I suffer with neck and shoulder pain partly because I took obituaries over the phone in the newsroom for years without a shoulder-rest device or a headset. Also, part of the reason is because I have fibromyalgia — an inflammatory disease of the muscles that makes them stiff and crackly, and part of the reason my neck hurts is because I am a Don’t Like To Admit It But I Am Getting Old Person.

A New Year’s Day Star article told me I will outlive previous generations (The Live Too Longers?); therefore, I launched my own targeted exercise program about six weeks ago so my neck won’t hurt me for the duration. Already I feel better.

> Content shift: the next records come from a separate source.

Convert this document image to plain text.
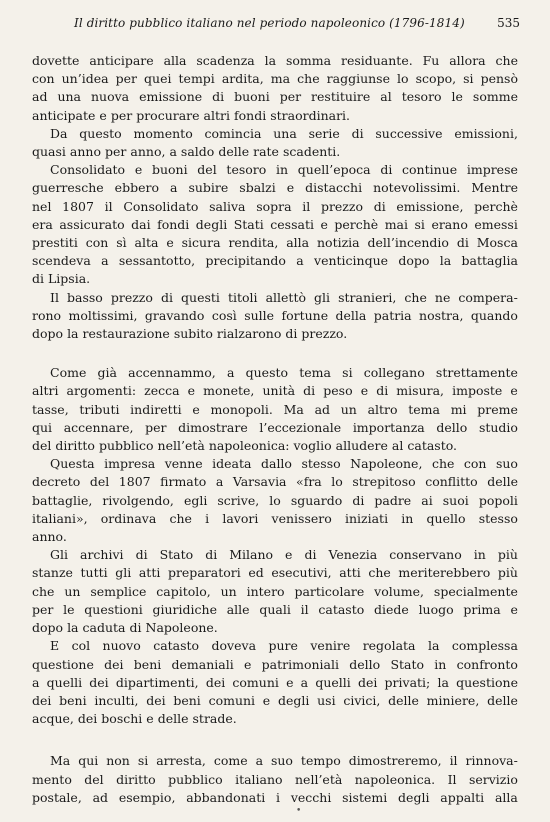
Il diritto pubblico italiano nel periodo napoleonico (1796-1814)	535
dovette anticipare alla scadenza la somma residuante. Fu allora che
con un’idea per quei tempi ardita, ma che raggiunse lo scopo, si pensò
ad una nuova emissione di buoni per restituire al tesoro le somme
anticipate e per procurare altri fondi straordinari.
Da questo momento comincia una serie di successive emissioni,
quasi anno per anno, a saldo delle rate scadenti.
Consolidato e buoni del tesoro in quell’epoca di continue imprese
guerresche ebbero a subire sbalzi e distacchi notevolissimi. Mentre
nel 1807 il Consolidato saliva sopra il prezzo di emissione, perchè
era assicurato dai fondi degli Stati cessati e perchè mai si erano emessi
prestiti con sì alta e sicura rendita, alla notizia dell’incendio di Mosca
scendeva a sessantotto, precipitando a venticinque dopo la battaglia
di Lipsia.
Il basso prezzo di questi titoli allettò gli stranieri, che ne compera-
rono moltissimi, gravando così sulle fortune della patria nostra, quando
dopo la restaurazione subito rialzarono di prezzo.
Come già accennammo, a questo tema si collegano strettamente
altri argomenti: zecca e monete, unità di peso e di misura, imposte e
tasse, tributi indiretti e monopoli. Ma ad un altro tema mi preme
qui accennare, per dimostrare l’eccezionale importanza dello studio
del diritto pubblico nell’età napoleonica: voglio alludere al catasto.
Questa impresa venne ideata dallo stesso Napoleone, che con suo
decreto del 1807 firmato a Varsavia «fra lo strepitoso conflitto delle
battaglie, rivolgendo, egli scrive, lo sguardo di padre ai suoi popoli
italiani», ordinava che i lavori venissero iniziati in quello stesso
anno.
Gli archivi di Stato di Milano e di Venezia conservano in più
stanze tutti gli atti preparatori ed esecutivi, atti che meriterebbero più
che un semplice capitolo, un intero particolare volume, specialmente
per le questioni giuridiche alle quali il catasto diede luogo prima e
dopo la caduta di Napoleone.
E col nuovo catasto doveva pure venire regolata la complessa
questione dei beni demaniali e patrimoniali dello Stato in confronto
a quelli dei dipartimenti, dei comuni e a quelli dei privati; la questione
dei beni inculti, dei beni comuni e degli usi civici, delle miniere, delle
acque, dei boschi e delle strade.
Ma qui non si arresta, come a suo tempo dimostreremo, il rinnova-
mento del diritto pubblico italiano nell’età napoleonica. Il servizio
postale, ad esempio, abbandonati i vecchi sistemi degli appalti alla
•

I started with a 5-pound dumbbell. I lay on my back and laid the dumbbell across my forehead while slowly lifting my head up and down. Ankle weights would fit my forehead better, but I gave mine to a sister who also suffers from neck pain. I held the dumbbell lightly in place with my hands. I started with 20 repetitions, increased it to 40 with a pause after the first 20. The muscles in the front part of my neck got a little sore, but the pain in the back of my neck improved within the first four to five days. My shoulders felt better, too.

After about three weeks, I changed to a 9-pound dumbbell. My spasmodic neck and pinched shoulders continued to feel better. With this kind of positive feedback, I was hooked. I called a friend, Tommy Buzan, who is Baby Boomer Caboose and worked for years as a certified personal trainer. I told him about my success.

“Also, try stretching exercises for your neck,” he said. “Combine the weights and the stretching.”

Buzan, who now works as director of Occupational Health at Regional Medical Center, said he always recommends a form of treatment that does not include surgery unless it is unavoidable. He also mentioned acupuncture (ouch), physical therapy and massage (ah-h-h).

Buzan said as we age we lose elasticity in our muscles and joints. One way to promote good back and neck health is to spend ten to 20 minutes each day stretching. He thinks flexibility is one of the most under-utilized components of a fitness program. Weight training or building muscular strength is the second needed component. Weight-training exercises allow us to build strength, he says, which reduces stress on our neck and spine.

Two other things Buzan said was that everyone, especially the We Are Desperate To Feel Like Youngsters, should work out about 30 minutes a day to get the best out of life and that we, The Health System Wreckers, should talk with our doctors before beginning any exercise program.

I did not follow that last bit of advice before beginning my neck exercises, and I should have. My poor doctors, though, are stretched (in more ways than one) already, treating all the ailments that I and the other Demanders of The Best In Healthcare are developing faster than we can resolve, not to mention all the Too Old To Be Boomers and the Too Young to Be Boomers who need medical attention.

We Smack Dab in the Middle Middlers better start praying that more of the younger generations will become doctors so there will be enough of them to treat us when we become “old” — a term Parade magazine says seems “outdated.”

Maybe that attitude leads us to our best label yet. Because we will go kicking and screaming into old age as no other generation before us has, we could be called the Anti-Old.